Oma kam zu Besuch. Michelle freute sich schon sehr, denn sie hatten sich seit ein paar Wochen nicht mehr gesehen.
»Ich bringe dir auch was Schönes mit.«, hatte Oma versprochen.
Was das wohl sein würde? Michelle war neugierig und gleichzeitig aufgeregt. Vielleicht war es ja eine übergroße Wasserpistole zum Ärgern oder ein schnelles Skateboard.
Am Nachmittag klingelte es dann an der Tür. Sofort stürmte ein kleines Mädchen durch den Flur.
»Oma, Oma. Endlich bist du.«
Michelle freute sich und grinste über das ganze Gesicht.
»Was hast du mir denn mitgebracht?«, fragte sie.
Oma war von ihrer Enkelin ganz überrascht und fühlte sich etwas überrumpelt.
»Aber nicht so schnell, mein Kind. Lass mich doch erstmal rein kommen.«
Also gingen sie gemeinsam ins Esszimmer und setzten sich zum Kuchen essen an den großen Tisch. Mama reichte heißen Kaffee für die Großen und kalten Kakao für Michelle. Papa verteilte den Kuchen auf den Tellern.
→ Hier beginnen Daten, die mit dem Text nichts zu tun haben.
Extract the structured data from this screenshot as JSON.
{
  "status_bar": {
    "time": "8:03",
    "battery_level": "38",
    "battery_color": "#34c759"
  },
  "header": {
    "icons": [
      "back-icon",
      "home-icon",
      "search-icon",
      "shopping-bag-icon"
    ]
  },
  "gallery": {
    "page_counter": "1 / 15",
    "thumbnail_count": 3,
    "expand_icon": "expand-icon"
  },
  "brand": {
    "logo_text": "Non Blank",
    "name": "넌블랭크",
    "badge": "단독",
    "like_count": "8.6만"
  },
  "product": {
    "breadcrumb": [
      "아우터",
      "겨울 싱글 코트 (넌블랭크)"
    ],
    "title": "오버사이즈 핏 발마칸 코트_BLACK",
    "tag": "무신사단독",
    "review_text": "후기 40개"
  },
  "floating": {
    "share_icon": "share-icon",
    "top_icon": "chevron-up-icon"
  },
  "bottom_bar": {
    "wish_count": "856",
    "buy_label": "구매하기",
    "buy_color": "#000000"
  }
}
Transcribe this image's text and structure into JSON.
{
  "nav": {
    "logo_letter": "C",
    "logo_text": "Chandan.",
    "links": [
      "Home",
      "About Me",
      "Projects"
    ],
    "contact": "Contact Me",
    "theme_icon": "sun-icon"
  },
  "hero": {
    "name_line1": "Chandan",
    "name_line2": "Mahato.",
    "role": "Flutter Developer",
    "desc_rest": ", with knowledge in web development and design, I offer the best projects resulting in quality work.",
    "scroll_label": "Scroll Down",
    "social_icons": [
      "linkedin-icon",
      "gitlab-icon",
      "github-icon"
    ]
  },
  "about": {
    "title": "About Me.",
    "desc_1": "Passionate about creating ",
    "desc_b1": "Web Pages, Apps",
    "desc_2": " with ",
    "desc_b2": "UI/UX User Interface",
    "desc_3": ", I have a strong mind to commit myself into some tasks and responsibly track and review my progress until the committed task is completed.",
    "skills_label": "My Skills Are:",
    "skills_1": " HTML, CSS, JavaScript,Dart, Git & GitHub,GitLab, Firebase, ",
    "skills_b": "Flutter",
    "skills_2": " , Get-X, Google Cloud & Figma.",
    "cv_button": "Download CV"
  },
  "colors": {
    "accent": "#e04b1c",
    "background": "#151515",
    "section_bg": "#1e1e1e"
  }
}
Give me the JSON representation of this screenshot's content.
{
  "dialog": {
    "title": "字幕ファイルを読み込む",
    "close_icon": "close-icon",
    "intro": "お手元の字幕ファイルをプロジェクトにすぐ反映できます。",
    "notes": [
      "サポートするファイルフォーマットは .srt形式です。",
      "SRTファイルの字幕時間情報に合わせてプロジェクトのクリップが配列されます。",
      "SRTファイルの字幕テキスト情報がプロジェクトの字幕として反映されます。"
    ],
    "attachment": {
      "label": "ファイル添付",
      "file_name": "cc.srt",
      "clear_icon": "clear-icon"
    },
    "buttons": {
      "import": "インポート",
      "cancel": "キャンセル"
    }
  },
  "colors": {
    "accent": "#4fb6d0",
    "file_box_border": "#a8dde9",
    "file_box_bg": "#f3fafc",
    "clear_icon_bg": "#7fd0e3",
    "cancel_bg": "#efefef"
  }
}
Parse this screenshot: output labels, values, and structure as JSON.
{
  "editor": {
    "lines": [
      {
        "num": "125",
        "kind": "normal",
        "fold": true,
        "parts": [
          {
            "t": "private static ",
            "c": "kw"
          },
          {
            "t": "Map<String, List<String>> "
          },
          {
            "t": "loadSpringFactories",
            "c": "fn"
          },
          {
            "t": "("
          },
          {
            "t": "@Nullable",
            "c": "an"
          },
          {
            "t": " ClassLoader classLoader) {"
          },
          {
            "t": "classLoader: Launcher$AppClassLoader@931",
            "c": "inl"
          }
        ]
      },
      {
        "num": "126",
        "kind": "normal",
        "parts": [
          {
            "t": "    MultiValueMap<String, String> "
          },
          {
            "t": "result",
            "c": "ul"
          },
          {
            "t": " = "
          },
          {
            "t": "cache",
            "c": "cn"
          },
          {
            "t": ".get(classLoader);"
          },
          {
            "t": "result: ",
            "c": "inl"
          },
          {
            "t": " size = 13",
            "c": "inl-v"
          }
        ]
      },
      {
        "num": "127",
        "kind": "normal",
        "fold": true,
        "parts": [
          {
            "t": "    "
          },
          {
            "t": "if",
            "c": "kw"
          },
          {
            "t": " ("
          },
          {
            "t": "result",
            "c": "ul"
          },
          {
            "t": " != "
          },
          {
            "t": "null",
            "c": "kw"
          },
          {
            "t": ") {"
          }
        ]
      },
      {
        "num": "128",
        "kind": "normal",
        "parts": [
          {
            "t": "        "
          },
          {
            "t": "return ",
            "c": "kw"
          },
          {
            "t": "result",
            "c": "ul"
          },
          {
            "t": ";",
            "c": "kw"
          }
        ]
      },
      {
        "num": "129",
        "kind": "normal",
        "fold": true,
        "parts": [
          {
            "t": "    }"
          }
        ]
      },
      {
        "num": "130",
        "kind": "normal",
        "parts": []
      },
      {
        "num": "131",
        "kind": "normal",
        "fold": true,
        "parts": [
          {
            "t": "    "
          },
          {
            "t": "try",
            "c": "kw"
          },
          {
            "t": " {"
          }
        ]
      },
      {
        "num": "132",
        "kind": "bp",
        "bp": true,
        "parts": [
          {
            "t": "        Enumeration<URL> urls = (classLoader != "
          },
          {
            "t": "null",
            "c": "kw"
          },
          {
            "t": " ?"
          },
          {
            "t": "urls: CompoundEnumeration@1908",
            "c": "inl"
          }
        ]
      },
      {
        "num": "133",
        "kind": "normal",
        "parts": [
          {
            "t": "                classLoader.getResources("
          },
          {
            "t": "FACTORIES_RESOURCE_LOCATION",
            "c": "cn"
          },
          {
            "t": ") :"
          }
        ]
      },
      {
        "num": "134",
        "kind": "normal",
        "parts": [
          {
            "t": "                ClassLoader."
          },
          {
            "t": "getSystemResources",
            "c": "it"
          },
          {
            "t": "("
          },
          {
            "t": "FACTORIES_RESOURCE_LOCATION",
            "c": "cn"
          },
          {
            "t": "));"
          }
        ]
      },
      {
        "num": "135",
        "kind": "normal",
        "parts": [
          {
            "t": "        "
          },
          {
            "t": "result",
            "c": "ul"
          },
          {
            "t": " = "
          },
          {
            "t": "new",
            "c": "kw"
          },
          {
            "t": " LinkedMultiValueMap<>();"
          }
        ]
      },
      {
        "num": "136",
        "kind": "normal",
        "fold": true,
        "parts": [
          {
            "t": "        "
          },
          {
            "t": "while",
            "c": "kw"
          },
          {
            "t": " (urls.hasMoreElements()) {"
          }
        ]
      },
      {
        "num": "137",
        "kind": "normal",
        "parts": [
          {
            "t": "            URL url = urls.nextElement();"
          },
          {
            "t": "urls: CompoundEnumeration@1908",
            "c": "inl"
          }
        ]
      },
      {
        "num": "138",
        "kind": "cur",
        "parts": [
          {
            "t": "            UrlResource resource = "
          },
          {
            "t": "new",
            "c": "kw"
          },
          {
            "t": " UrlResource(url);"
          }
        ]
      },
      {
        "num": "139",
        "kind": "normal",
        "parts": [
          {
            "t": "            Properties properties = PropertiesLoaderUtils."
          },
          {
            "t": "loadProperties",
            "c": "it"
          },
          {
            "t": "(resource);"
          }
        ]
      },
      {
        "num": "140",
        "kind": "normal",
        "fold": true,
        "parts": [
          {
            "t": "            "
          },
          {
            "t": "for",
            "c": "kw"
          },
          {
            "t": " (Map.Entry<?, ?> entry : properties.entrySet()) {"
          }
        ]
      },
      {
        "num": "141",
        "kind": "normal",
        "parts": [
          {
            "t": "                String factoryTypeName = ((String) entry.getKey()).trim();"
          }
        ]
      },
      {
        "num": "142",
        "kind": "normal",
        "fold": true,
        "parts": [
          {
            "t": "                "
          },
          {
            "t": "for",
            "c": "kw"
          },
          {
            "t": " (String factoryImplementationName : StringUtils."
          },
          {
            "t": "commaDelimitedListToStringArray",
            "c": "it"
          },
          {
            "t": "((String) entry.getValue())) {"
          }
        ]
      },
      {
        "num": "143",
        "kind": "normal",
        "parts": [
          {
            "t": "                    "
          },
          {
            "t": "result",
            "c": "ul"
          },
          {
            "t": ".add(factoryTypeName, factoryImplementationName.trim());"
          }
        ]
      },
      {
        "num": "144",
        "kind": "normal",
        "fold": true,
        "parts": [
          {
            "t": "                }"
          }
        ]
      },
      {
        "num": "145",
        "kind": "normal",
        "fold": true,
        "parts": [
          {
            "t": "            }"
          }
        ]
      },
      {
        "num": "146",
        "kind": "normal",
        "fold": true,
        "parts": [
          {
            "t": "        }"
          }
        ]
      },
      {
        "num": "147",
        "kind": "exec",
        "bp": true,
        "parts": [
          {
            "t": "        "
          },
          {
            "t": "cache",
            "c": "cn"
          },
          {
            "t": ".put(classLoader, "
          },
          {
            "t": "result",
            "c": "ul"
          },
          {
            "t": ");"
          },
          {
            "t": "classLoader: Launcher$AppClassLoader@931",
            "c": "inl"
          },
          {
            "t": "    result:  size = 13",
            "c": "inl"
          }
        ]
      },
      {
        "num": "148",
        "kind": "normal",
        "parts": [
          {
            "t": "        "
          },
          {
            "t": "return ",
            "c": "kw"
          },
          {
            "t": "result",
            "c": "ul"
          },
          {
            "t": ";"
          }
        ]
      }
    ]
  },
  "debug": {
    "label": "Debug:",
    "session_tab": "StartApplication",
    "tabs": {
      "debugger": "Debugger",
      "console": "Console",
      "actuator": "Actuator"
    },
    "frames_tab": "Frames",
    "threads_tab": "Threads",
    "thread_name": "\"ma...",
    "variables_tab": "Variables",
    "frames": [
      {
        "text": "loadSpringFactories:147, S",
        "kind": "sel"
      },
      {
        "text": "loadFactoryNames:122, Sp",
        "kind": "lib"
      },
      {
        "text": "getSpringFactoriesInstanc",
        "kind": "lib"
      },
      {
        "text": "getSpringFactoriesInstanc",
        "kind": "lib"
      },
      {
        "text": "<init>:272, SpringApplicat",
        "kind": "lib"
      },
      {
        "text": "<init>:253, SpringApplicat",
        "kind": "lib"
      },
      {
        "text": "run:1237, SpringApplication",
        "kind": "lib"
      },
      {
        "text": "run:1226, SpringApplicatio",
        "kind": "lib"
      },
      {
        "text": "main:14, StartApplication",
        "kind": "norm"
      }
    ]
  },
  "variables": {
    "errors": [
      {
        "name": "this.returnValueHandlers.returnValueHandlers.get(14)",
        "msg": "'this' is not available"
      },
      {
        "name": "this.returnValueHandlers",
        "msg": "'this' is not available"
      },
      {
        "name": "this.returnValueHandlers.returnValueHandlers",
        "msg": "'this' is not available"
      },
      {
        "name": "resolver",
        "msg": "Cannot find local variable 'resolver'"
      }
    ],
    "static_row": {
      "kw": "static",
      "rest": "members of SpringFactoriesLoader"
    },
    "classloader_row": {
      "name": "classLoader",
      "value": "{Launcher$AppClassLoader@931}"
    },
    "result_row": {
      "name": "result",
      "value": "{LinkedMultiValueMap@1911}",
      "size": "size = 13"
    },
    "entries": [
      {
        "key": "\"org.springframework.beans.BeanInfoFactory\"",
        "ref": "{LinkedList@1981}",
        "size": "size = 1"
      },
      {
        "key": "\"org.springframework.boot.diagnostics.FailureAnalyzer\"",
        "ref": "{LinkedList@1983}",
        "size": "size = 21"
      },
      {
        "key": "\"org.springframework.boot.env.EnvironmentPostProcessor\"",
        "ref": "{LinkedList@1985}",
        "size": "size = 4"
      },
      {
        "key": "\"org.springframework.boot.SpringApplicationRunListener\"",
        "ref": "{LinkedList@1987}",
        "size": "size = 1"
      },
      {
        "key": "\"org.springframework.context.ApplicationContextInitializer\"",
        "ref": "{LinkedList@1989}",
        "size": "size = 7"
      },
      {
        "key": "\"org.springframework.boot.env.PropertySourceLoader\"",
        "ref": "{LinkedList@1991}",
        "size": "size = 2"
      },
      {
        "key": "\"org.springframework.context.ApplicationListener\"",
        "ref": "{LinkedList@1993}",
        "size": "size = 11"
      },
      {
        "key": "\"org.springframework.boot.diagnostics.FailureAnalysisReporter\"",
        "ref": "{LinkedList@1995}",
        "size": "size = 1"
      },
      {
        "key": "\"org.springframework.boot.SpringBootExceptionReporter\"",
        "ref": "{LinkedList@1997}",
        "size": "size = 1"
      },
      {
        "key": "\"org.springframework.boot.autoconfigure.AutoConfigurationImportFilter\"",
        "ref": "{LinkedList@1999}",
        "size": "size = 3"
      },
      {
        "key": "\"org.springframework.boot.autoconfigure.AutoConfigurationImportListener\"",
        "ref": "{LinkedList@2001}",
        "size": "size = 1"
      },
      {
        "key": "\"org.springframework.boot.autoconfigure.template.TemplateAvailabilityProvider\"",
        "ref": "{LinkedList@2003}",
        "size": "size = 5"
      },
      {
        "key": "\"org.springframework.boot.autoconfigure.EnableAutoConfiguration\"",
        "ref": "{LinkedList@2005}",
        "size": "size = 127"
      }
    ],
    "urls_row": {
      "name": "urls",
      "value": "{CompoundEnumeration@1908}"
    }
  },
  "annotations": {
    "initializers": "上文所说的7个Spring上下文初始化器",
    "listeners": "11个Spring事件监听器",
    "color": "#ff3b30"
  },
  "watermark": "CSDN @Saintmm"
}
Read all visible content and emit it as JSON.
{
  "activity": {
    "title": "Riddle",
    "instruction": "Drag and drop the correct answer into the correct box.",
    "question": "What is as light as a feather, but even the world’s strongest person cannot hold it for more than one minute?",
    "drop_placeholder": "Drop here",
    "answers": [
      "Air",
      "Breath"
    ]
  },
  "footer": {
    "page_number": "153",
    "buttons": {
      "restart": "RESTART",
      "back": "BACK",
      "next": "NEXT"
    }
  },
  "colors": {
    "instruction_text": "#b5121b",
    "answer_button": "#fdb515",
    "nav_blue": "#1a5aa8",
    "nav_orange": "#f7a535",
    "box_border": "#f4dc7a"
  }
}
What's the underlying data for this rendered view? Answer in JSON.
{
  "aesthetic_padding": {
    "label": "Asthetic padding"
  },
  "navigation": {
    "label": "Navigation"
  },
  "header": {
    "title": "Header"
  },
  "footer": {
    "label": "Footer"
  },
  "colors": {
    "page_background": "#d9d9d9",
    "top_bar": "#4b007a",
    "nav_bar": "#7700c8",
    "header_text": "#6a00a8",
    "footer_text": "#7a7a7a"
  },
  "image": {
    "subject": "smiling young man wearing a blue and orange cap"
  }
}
»So, dann will ich dich mal nicht länger auf die Folter spannen.«, sagte Oma und drückte ihrer Enkelin ein Geschenk in die Hand.
Michelle nahm es dankend entgegen und riss sofort das bunte Papier auf. Doch dann wurde ihre Laune schlechter.
»Ein Pulli?«
Oma hatte Stolz in den Augen.
»Den habe ich selbst gestrickt, extra mit Pferd, weil du Tiere doch so magst.«
Tiere? Michelle mochte Skateboards und Fahrräder. Autos fand sie auch prima. Aber das?
Nun hielt sie einen rosa Pullover mit einem weißen Pferd darauf in den Händen.
»Wenn ich den in der Schule anziehe, lachen mich doch alle aus. Auf Pferde steht doch nur meine Cousine Melanie.«, dachte sie sich und wünschte, Oma hätte einen besseren Geschmack.
Von Mama bekam sie einen Mitleidsblick.
»Da hat sich Oma aber wirklich viel Mühe gegeben. Zieh doch mal, ob er dir passt.«
Michelle verzog das Gesicht und schlüpfte dann widerwillig in den Pulli.
»Der ist mir viel zu weit.«, hörte man ihre dumpfe Stimme durch den Stoff hindurch.
»Ach, das macht doch nichts, mein Kind. Da wächst du schon noch rein.«, sagte Oma.
»Aber behalt ihn ruhig heute an. Ich finde dich richtig süß darin.«
Michelle verdrehte die Augen und stützte ihren Kopf enttäuscht auf ihre Hände.
»Was meinst du, Süße, willst du nicht nach draußen gehen und etwas spielen?«, schlug Mama plötzlich vor.
»Hier drinnen bei uns langweilst du dich doch sonst nur.«
Das war eine glänzende Idee. Michelle sprang auf, schnappte sich ihr altes Skateboard und war eine Minute später auf dem Gehweg. Sie sah sich um und gab Gas. Sie fuhr immer hin und her und hatte eine Menge Spaß.
»Was spielt die Kleine denn da draußen?«, fragte Oma.
Sie stand auf und sah aus dem Fenster.
»Ist das nicht so ein Rollbrett für Jungs? Ich habe noch nie ein Mädchen mit so einem Ding gesehen.«
In diesem Moment fuhr Michelle zu dicht an einer Hecke vorbei. Ein kleiner Faden des neuen Pullis blieb an einem Ast hängen. Nach und nach löste sich das Strickwerk immer weiter auf. Innerhalb weniger Sekunden war der Rücken frei und nun verschwand auch noch das Vorderteil und die Arme.
Oma rannte sofort nach draußen und rief ihrer Enkelin nach. Doch es war bereits zu spät. Den ganzen Gehweg entlang lag nun ein langer Faden in rosa und weißer Farbe.
»Oh je.«, seufzte Oma.
»Ich glaube, ein Strickpullover ist doch nicht das richtige für so ein quirliges Mädchen. Das nächste Mal kaufe ich dir etwas Robustes aus dem Laden.«
Damit war dann auch Michelle zufrieden.